まずはSIMの一覧の取得方法です。これはとても簡単で、「https://api.soracom.io/v1/subscribers」にGETリクエストを投げるだけです。「subscribersって何?」と思うかもしれないですが、これはSIMカードの正式名称が「Subscriber Identity Module Card」によるものだと思います。
実際のリクエストはこんな感じです。
curl -X GET \ -H 'X-Soracom-API-Key: xxxxxxxx' \ -H 'X-Soracom-Token: xxxxxxxxxxxxxxxxxxxx' \ https://api.soracom.io/v1/subscribers
リクエストが成功すると、以下のようなJSONが返ってきます。速度クラスやSIMのグループ、IPアドレス、セッションのステータス等を確認できることがわかります。また、パラーメーターを与えることで、条件にマッチしたSIMのみを取得することができます。例えば、アクティベート済み(利用中)のSIMを取得するには https://api.soracom.io/v1/subscribers?status_filter=active のようにパラメーターを付け加えます。
[ { "imsi":"000000000000", "msisdn":"000000000000", "ipAddress":null, "operatorId":"000000000000", "apn":"soracom.io", "type":"s1.standard", "groupId":null, "createdAt":1465354302542, "lastModifiedAt":1481128105155, "expiredAt":null, "expiryAction":null, "terminationEnabled":false, "status":"active", "tags":{}, "sessionStatus":null, "imeiLock":null, "speedClass":"s1.standard", "moduleType":"micro", "plan":0, "iccid":null, "serialNumber":"000000000000", "expiryTime":null, "createdTime":1465354302542, "lastModifiedTime":1481128105155 }, { "imsi":"000000000000", "msisdn":"000000000000", "ipAddress":null, .... } ]
ブリに仕込んでみる
上記のように、SORACOMのAPIを実行することができました。今回はSIM情報を取得するAPIを例に挙げましたが、他のAPIも同様に簡単に実行することが可能です。

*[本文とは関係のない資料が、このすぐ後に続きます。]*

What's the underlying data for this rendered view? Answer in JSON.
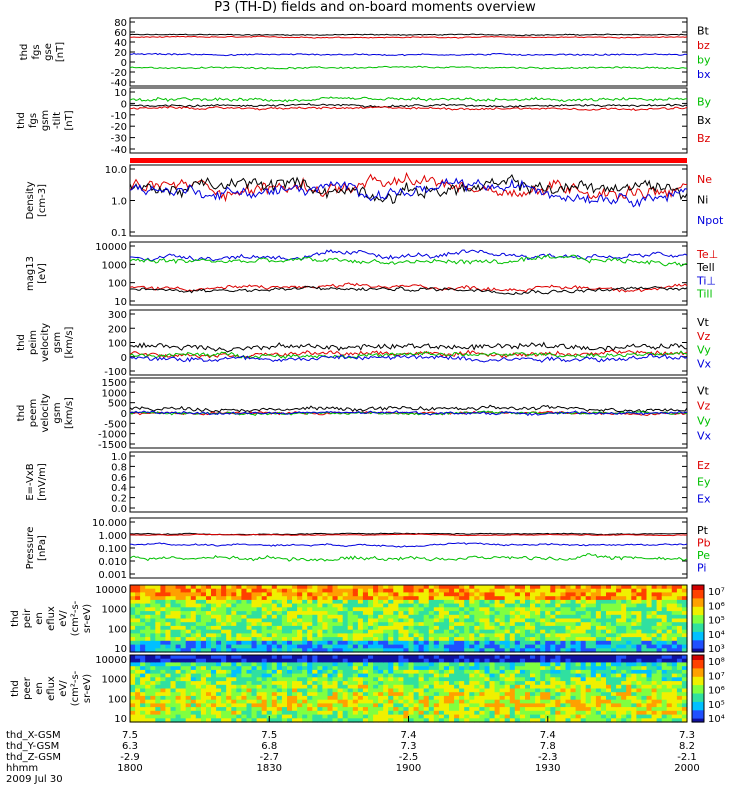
{
  "title": "P3 (TH-D) fields and on-board moments overview",
  "chart_data": [
    {
      "type": "line",
      "ylabel": [
        "thd",
        "fgs",
        "gse",
        "[nT]"
      ],
      "yticks": [
        "80",
        "60",
        "40",
        "20",
        "0",
        "-20",
        "-40"
      ],
      "ylim": [
        -45,
        85
      ],
      "series": [
        {
          "name": "Bt",
          "color": "#000000",
          "level": 55,
          "noise": 2
        },
        {
          "name": "bz",
          "color": "#dd0000",
          "level": 50,
          "noise": 2
        },
        {
          "name": "by",
          "color": "#00c000",
          "level": -12,
          "noise": 3
        },
        {
          "name": "bx",
          "color": "#0000dd",
          "level": 15,
          "noise": 3
        }
      ]
    },
    {
      "type": "line",
      "ylabel": [
        "thd",
        "fgs",
        "gsm",
        "-tilt",
        "[nT]"
      ],
      "yticks": [
        "10",
        "0",
        "-10",
        "-20",
        "-30",
        "-40"
      ],
      "ylim": [
        -45,
        15
      ],
      "series": [
        {
          "name": "By",
          "color": "#00c000",
          "level": 5,
          "noise": 3
        },
        {
          "name": "Bx",
          "color": "#000000",
          "level": 0,
          "noise": 2
        },
        {
          "name": "Bz",
          "color": "#dd0000",
          "level": -3,
          "noise": 2
        }
      ]
    },
    {
      "type": "line",
      "ylabel": [
        "Density",
        "[cm-3]"
      ],
      "yticks": [
        "10.0",
        "1.0",
        "0.1"
      ],
      "ylog": true,
      "ylim": [
        0.1,
        10
      ],
      "series": [
        {
          "name": "Ne",
          "color": "#dd0000",
          "level": 2.5,
          "noise": 0.6
        },
        {
          "name": "Ni",
          "color": "#000000",
          "level": 2.3,
          "noise": 0.6
        },
        {
          "name": "Npot",
          "color": "#0000dd",
          "level": 2.0,
          "noise": 0.5
        }
      ]
    },
    {
      "type": "line",
      "ylabel": [
        "mag13",
        "[eV]"
      ],
      "yticks": [
        "10000",
        "1000",
        "100",
        "10"
      ],
      "ylog": true,
      "ylim": [
        10,
        10000
      ],
      "series": [
        {
          "name": "Te⊥",
          "color": "#dd0000",
          "level": 60,
          "noise": 0.3
        },
        {
          "name": "Tell",
          "color": "#000000",
          "level": 50,
          "noise": 0.3
        },
        {
          "name": "Ti⊥",
          "color": "#0000dd",
          "level": 2500,
          "noise": 0.4
        },
        {
          "name": "Till",
          "color": "#00c000",
          "level": 1300,
          "noise": 0.4
        }
      ]
    },
    {
      "type": "line",
      "ylabel": [
        "thd",
        "peim",
        "velocity",
        "gsm",
        "[km/s]"
      ],
      "yticks": [
        "300",
        "200",
        "100",
        "0",
        "-100"
      ],
      "ylim": [
        -130,
        310
      ],
      "series": [
        {
          "name": "Vt",
          "color": "#000000",
          "level": 60,
          "noise": 40
        },
        {
          "name": "Vz",
          "color": "#dd0000",
          "level": 10,
          "noise": 30
        },
        {
          "name": "Vy",
          "color": "#00c000",
          "level": 0,
          "noise": 30
        },
        {
          "name": "Vx",
          "color": "#0000dd",
          "level": -20,
          "noise": 35
        }
      ]
    },
    {
      "type": "line",
      "ylabel": [
        "thd",
        "peem",
        "velocity",
        "gsm",
        "[km/s]"
      ],
      "yticks": [
        "1500",
        "1000",
        "500",
        "0",
        "-500",
        "-1000",
        "-1500"
      ],
      "ylim": [
        -1550,
        1550
      ],
      "series": [
        {
          "name": "Vt",
          "color": "#000000",
          "level": 200,
          "noise": 180
        },
        {
          "name": "Vz",
          "color": "#dd0000",
          "level": 0,
          "noise": 120
        },
        {
          "name": "Vy",
          "color": "#00c000",
          "level": 0,
          "noise": 120
        },
        {
          "name": "Vx",
          "color": "#0000dd",
          "level": 0,
          "noise": 120
        }
      ]
    },
    {
      "type": "line",
      "ylabel": [
        "E=-VxB",
        "[mV/m]"
      ],
      "yticks": [
        "1.0",
        "0.8",
        "0.6",
        "0.4",
        "0.2",
        "0.0"
      ],
      "ylim": [
        0,
        1
      ],
      "series": [
        {
          "name": "Ez",
          "color": "#dd0000",
          "level": null,
          "noise": 0
        },
        {
          "name": "Ey",
          "color": "#00c000",
          "level": null,
          "noise": 0
        },
        {
          "name": "Ex",
          "color": "#0000dd",
          "level": null,
          "noise": 0
        }
      ]
    },
    {
      "type": "line",
      "ylabel": [
        "Pressure",
        "[nPa]"
      ],
      "yticks": [
        "10.000",
        "1.000",
        "0.100",
        "0.010",
        "0.001"
      ],
      "ylog": true,
      "ylim": [
        0.001,
        10
      ],
      "series": [
        {
          "name": "Pt",
          "color": "#000000",
          "level": 1.0,
          "noise": 0.1
        },
        {
          "name": "Pb",
          "color": "#dd0000",
          "level": 0.85,
          "noise": 0.08
        },
        {
          "name": "Pe",
          "color": "#00c000",
          "level": 0.02,
          "noise": 0.4
        },
        {
          "name": "Pi",
          "color": "#0000dd",
          "level": 0.18,
          "noise": 0.2
        }
      ]
    },
    {
      "type": "heatmap",
      "ylabel": [
        "thd",
        "peir",
        "en",
        "eflux",
        "eV/",
        "(cm²-s-",
        "sr-eV)"
      ],
      "yticks": [
        "10000",
        "1000",
        "100",
        "10"
      ],
      "colorbar": [
        "10⁷",
        "10⁶",
        "10⁵",
        "10⁴",
        "10³"
      ]
    },
    {
      "type": "heatmap",
      "ylabel": [
        "thd",
        "peer",
        "en",
        "eflux",
        "eV/",
        "(cm²-s-",
        "sr-eV)"
      ],
      "yticks": [
        "10000",
        "1000",
        "100",
        "10"
      ],
      "colorbar": [
        "10⁸",
        "10⁷",
        "10⁶",
        "10⁵",
        "10⁴"
      ]
    }
  ],
  "x_axis": {
    "row_labels": [
      "thd_X-GSM",
      "thd_Y-GSM",
      "thd_Z-GSM",
      "hhmm"
    ],
    "date": "2009 Jul 30",
    "ticks": [
      {
        "x": "7.5",
        "y": "6.3",
        "z": "-2.9",
        "t": "1800"
      },
      {
        "x": "7.5",
        "y": "6.8",
        "z": "-2.7",
        "t": "1830"
      },
      {
        "x": "7.4",
        "y": "7.3",
        "z": "-2.5",
        "t": "1900"
      },
      {
        "x": "7.4",
        "y": "7.8",
        "z": "-2.3",
        "t": "1930"
      },
      {
        "x": "7.3",
        "y": "8.2",
        "z": "-2.1",
        "t": "2000"
      }
    ]
  }
}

APIを使えるようになったら、せっかくなので色々遊びたいですよね。というわけで、ブリに色々仕込んでみました。
今月の利用料金を聞く
これは、 /bills/latest というAPIを利用しています。このAPIは無料利用枠などの割引適用後の、直近の利用額を返してくれます。利用料金をぱっと調べられるのは嬉しいですね〜。毎日でも聞いてしまいそうです。
使えるSIMがあるかどうか聞く
これは今回の記事でも試した /subscribers のAPIを使っています。このAPIで得られるJSONのsessionStatus属性には、利用した事があるSIMであれば、現在オンラインになっていなくてもオンラインになった履歴が残っています。逆に、利用したことがないSIMであれば null が入っています。そのため、sessionStatusがnull(利用した形跡がないSIM)の数を余っているSIMとして出しています。
「社内で検証したいけど余ってるSIMありますか?」という問い合わせは結構あるので、ブリに実装できて満足です。
SIMの速度クラスを変更する
IMSIを指定して速く、遅く、と伝えると速度クラスを変更してくれる機能です。
こちらは /subscribers/{imsi}/update_speed_class APIを利用しています。
※ちなみに、IMSIとはInternational Mobile Subscriber Identityの略で、SIMカード1枚1枚に割り当てられているIDのことです。
まとめ
というわけで、今回はSORACOMのAPIを紹介しました。SORACOMはマネジメントコンソールやAPIの操作感がAWSに近いため、AWSを利用したことがある方であれば戸惑うこと無く利用できるのではないでしょうか。
実際にAPIを使ってみた感想としては、ドキュメントやエラーメッセージがとても丁寧な印象を受けました。また、HTTPSリクエストを投げる際にAWSのような複雑な署名が必要ないのも良いですね。お手軽です。